Updating SceneManager is a little more complex because the system holds the XML data as data in C++ so it can reset things back to their initial states without having to read the XML again (not perfect yet, bare with it for now!).
You will need to create 3 new functions in the header. The first will be used to define what info should be written to xml when saving a scene.
void xmlAddPhysBody(TiXmlElement* go);
The implementation will look something like this
void SceneManager::xmlAddPhysBody(TiXmlElement* go)
{
TiXmlElement* physBodyElmnt = new TiXmlElement("COMP"); // Component Element
physBodyElmnt->SetAttribute("type", ComponentType::PHY_BODY); // Set type attrib
go->LinkEndChild(physBodyElmnt); // Add element to file, this auto cleans up pointer as well
}
This will get more complex if you need to define initial variable values for the component later (see other funcs for info, e.g. xmlAddTransform has a lot of initial data).
The second function to create reads XML data and creates a CompData instance, which is a class that holds the initialization data for the component as C++ code.
CompData newPhysBodyData(TiXmlElement* compElmnt);
The implementation looks something like
CompData SceneManager::newPhysBodyData(TiXmlElement* compElmnt)
{
CompData physData(SPtr_PhysBody(new PhysicsBody())); // new component and data
return physData;
}
Again, this will be more complex if it needs variable initializers. Finally, we need a function that will use the CompData to initialize the actual component.
void initPhysBody(CompData &comp);
This can just be a blank function for now - later, you put any code here for initializing it back to the state it is in when created (e.g. starting position for transform).

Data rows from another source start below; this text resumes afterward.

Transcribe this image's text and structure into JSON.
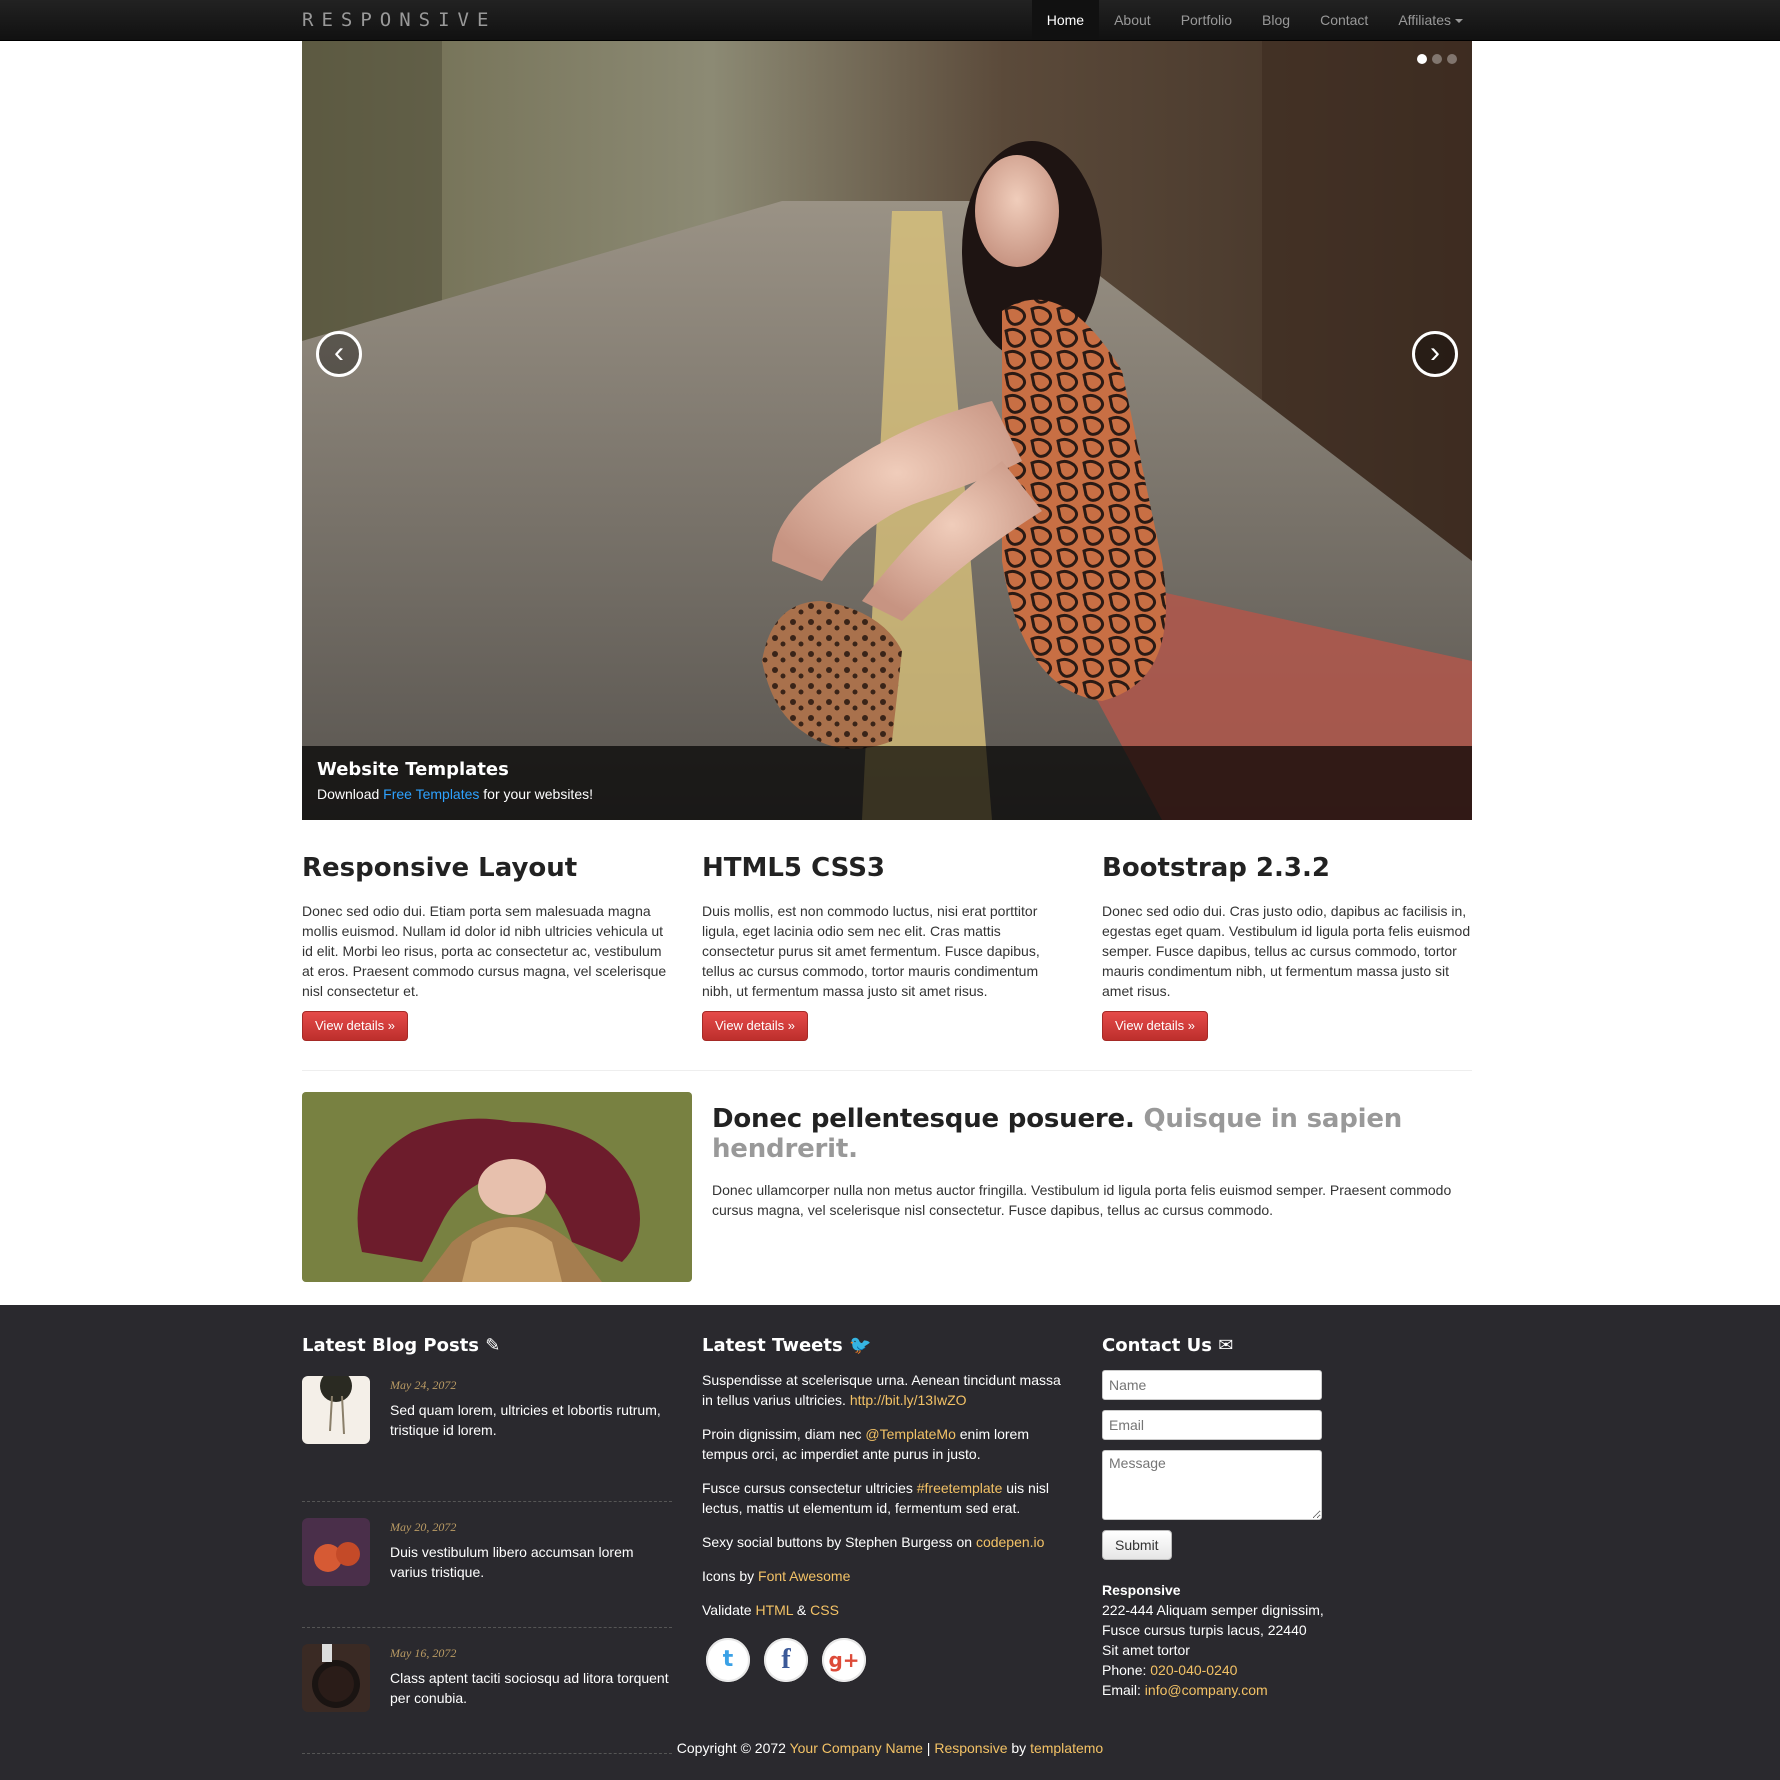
{
  "navbar": {
    "brand": "RESPONSIVE",
    "items": [
      {
        "label": "Home"
      },
      {
        "label": "About"
      },
      {
        "label": "Portfolio"
      },
      {
        "label": "Blog"
      },
      {
        "label": "Contact"
      },
      {
        "label": "Affiliates"
      }
    ]
  },
  "carousel": {
    "prev_glyph": "‹",
    "next_glyph": "›",
    "caption_title": "Website Templates",
    "caption_prefix": "Download ",
    "caption_link": "Free Templates",
    "caption_suffix": " for your websites!"
  },
  "features": [
    {
      "title": "Responsive Layout",
      "text": "Donec sed odio dui. Etiam porta sem malesuada magna mollis euismod. Nullam id dolor id nibh ultricies vehicula ut id elit. Morbi leo risus, porta ac consectetur ac, vestibulum at eros. Praesent commodo cursus magna, vel scelerisque nisl consectetur et.",
      "button": "View details »"
    },
    {
      "title": "HTML5 CSS3",
      "text": "Duis mollis, est non commodo luctus, nisi erat porttitor ligula, eget lacinia odio sem nec elit. Cras mattis consectetur purus sit amet fermentum. Fusce dapibus, tellus ac cursus commodo, tortor mauris condimentum nibh, ut fermentum massa justo sit amet risus.",
      "button": "View details »"
    },
    {
      "title": "Bootstrap 2.3.2",
      "text": "Donec sed odio dui. Cras justo odio, dapibus ac facilisis in, egestas eget quam. Vestibulum id ligula porta felis euismod semper. Fusce dapibus, tellus ac cursus commodo, tortor mauris condimentum nibh, ut fermentum massa justo sit amet risus.",
      "button": "View details »"
    }
  ],
  "featurette": {
    "heading": "Donec pellentesque posuere.",
    "heading_muted": "Quisque in sapien hendrerit.",
    "text": "Donec ullamcorper nulla non metus auctor fringilla. Vestibulum id ligula porta felis euismod semper. Praesent commodo cursus magna, vel scelerisque nisl consectetur. Fusce dapibus, tellus ac cursus commodo."
  },
  "footer": {
    "blog": {
      "title": "Latest Blog Posts",
      "posts": [
        {
          "date": "May 24, 2072",
          "text": "Sed quam lorem, ultricies et lobortis rutrum, tristique id lorem."
        },
        {
          "date": "May 20, 2072",
          "text": "Duis vestibulum libero accumsan lorem varius tristique."
        },
        {
          "date": "May 16, 2072",
          "text": "Class aptent taciti sociosqu ad litora torquent per conubia."
        }
      ]
    },
    "tweets": {
      "title": "Latest Tweets",
      "t1": "Suspendisse at scelerisque urna. Aenean tincidunt massa in tellus varius ultricies. ",
      "t1_link": "http://bit.ly/13IwZO",
      "t2_a": "Proin dignissim, diam nec ",
      "t2_link": "@TemplateMo",
      "t2_b": " enim lorem tempus orci, ac imperdiet ante purus in justo.",
      "t3_a": "Fusce cursus consectetur ultricies ",
      "t3_link": "#freetemplate",
      "t3_b": " uis nisl lectus, mattis ut elementum id, fermentum sed erat.",
      "t4_a": "Sexy social buttons by Stephen Burgess on ",
      "t4_link": "codepen.io",
      "t5_a": "Icons by ",
      "t5_link": "Font Awesome",
      "t6_a": "Validate ",
      "t6_link1": "HTML",
      "t6_mid": " & ",
      "t6_link2": "CSS"
    },
    "contact": {
      "title": "Contact Us",
      "name_placeholder": "Name",
      "email_placeholder": "Email",
      "message_placeholder": "Message",
      "submit": "Submit",
      "company": "Responsive",
      "address1": "222-444 Aliquam semper dignissim,",
      "address2": "Fusce cursus turpis lacus, 22440",
      "address3": "Sit amet tortor",
      "phone_label": "Phone:",
      "phone": "020-040-0240",
      "email_label": "Email:",
      "email": "info@company.com"
    },
    "copyright_prefix": "Copyright © 2072 ",
    "company_link": "Your Company Name",
    "sep": " | ",
    "responsive_link": "Responsive",
    "by": " by ",
    "templatemo_link": "templatemo"
  }
}
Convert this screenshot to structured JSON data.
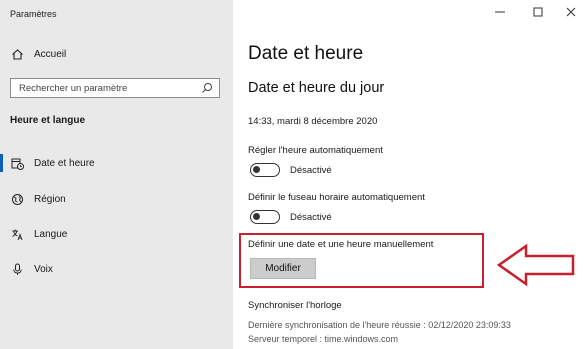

You can now set up the SceneManager to call the functions you just made at the relevant time. xmlAddPhysBody would be called when saving the scene (currently in writeDemoXML function, which generates the test scene). newPhysBodyData is called from loadFromXML. There is simply a switch statement where you can add something like this:
case ComponentType::PHY_BODY: goData->components.push_back(newPhysBodyData(compElmnt)); break;
initPhysBody is called from initFromInitTable(), although obviously it won't do anything at the moment as there are no initial variable values for this component.